Выбрать главу

Да, Николай Фёдорович что-то, похоже, знал.

Ну а теперь – для того, чтобы отвлечься от лирики – в прозе моей появляются сразу три отступления, или – воспоминания, или же – три истории, связанные с Довлатовым.

Поначалу – история первая.

…Петербургские улицы – горизонтали. Сплошные горизонтали.

Куда ни посмотришь – всё вдоль да вдоль, всё куда-то вперёд, в пространство.

А куда? За черту горизонта? В зазеркалье? А может, на запад? В зарубежье? Да кто его знает! Иногда и в другую сторону, на восток. А то и на север. И, представьте, даже на юг. Все четыре стороны света – для наглядного удаления. Отбывания. В никуда? Нет, конечно. Просто – куда-то. На кудыкину гору, что ли? В тридевятое царство? Дальше? В тридесятое государство?

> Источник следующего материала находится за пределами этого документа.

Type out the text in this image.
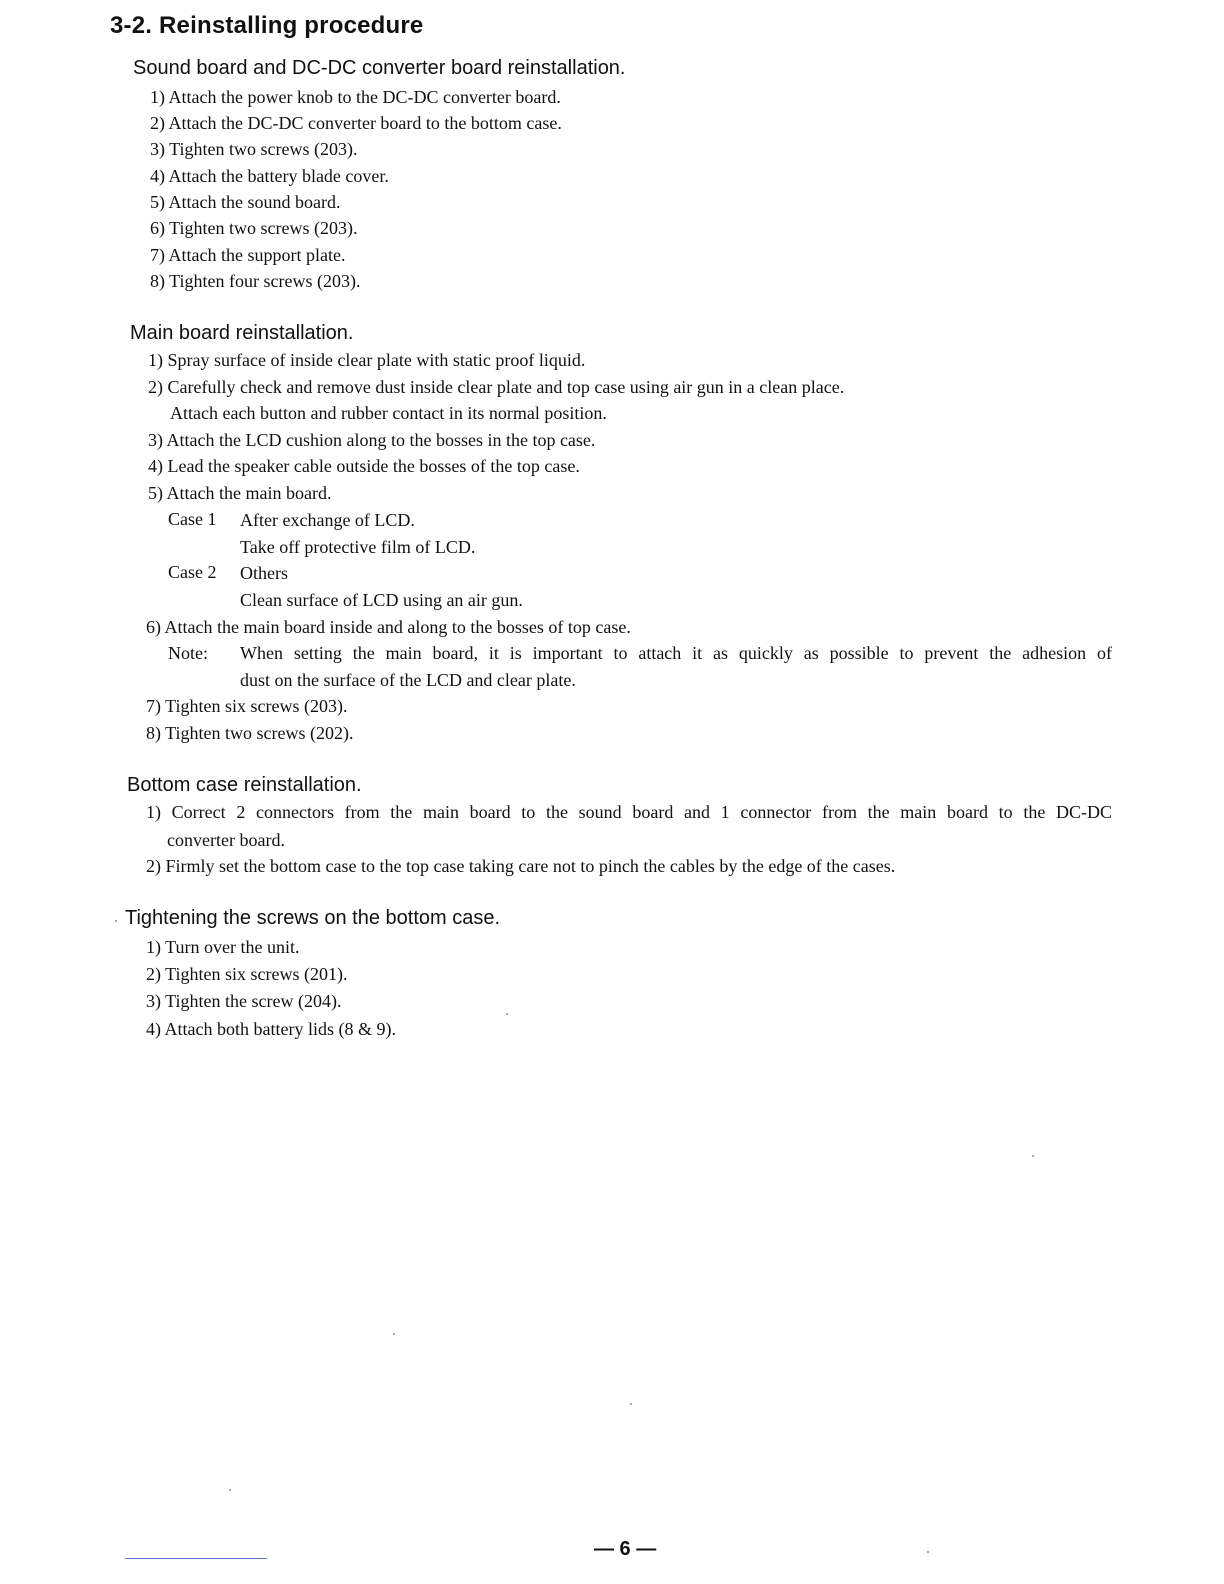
3-2. Reinstalling procedure
Sound board and DC-DC converter board reinstallation.
1) Attach the power knob to the DC-DC converter board.
2) Attach the DC-DC converter board to the bottom case.
3) Tighten two screws (203).
4) Attach the battery blade cover.
5) Attach the sound board.
6) Tighten two screws (203).
7) Attach the support plate.
8) Tighten four screws (203).
Main board reinstallation.
1) Spray surface of inside clear plate with static proof liquid.
2) Carefully check and remove dust inside clear plate and top case using air gun in a clean place.
Attach each button and rubber contact in its normal position.
3) Attach the LCD cushion along to the bosses in the top case.
4) Lead the speaker cable outside the bosses of the top case.
5) Attach the main board.
Case 1 After exchange of LCD.
Take off protective film of LCD.
Case 2 Others
Clean surface of LCD using an air gun.
6) Attach the main board inside and along to the bosses of top case.
Note: When setting the main board, it is important to attach it as quickly as possible to prevent the adhesion of
dust on the surface of the LCD and clear plate.
7) Tighten six screws (203).
8) Tighten two screws (202).
Bottom case reinstallation.
1) Correct 2 connectors from the main board to the sound board and 1 connector from the main board to the DC-DC
converter board.
2) Firmly set the bottom case to the top case taking care not to pinch the cables by the edge of the cases.
Tightening the screws on the bottom case.
1) Turn over the unit.
2) Tighten six screws (201).
3) Tighten the screw (204).
4) Attach both battery lids (8 & 9).
— 6 —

Петербургские улицы – нити, для кого-то, может, незримые, для кого-то и различимые, что связуют в памяти ныне судьбы наши и времена.

Петербургские улицы – тайны. Все они отнюдь не случайны. Предначертанность лет грядущих – в их чертах и в облике их.

Петербургские улицы – отзвуки давних празднеств и бед немалых.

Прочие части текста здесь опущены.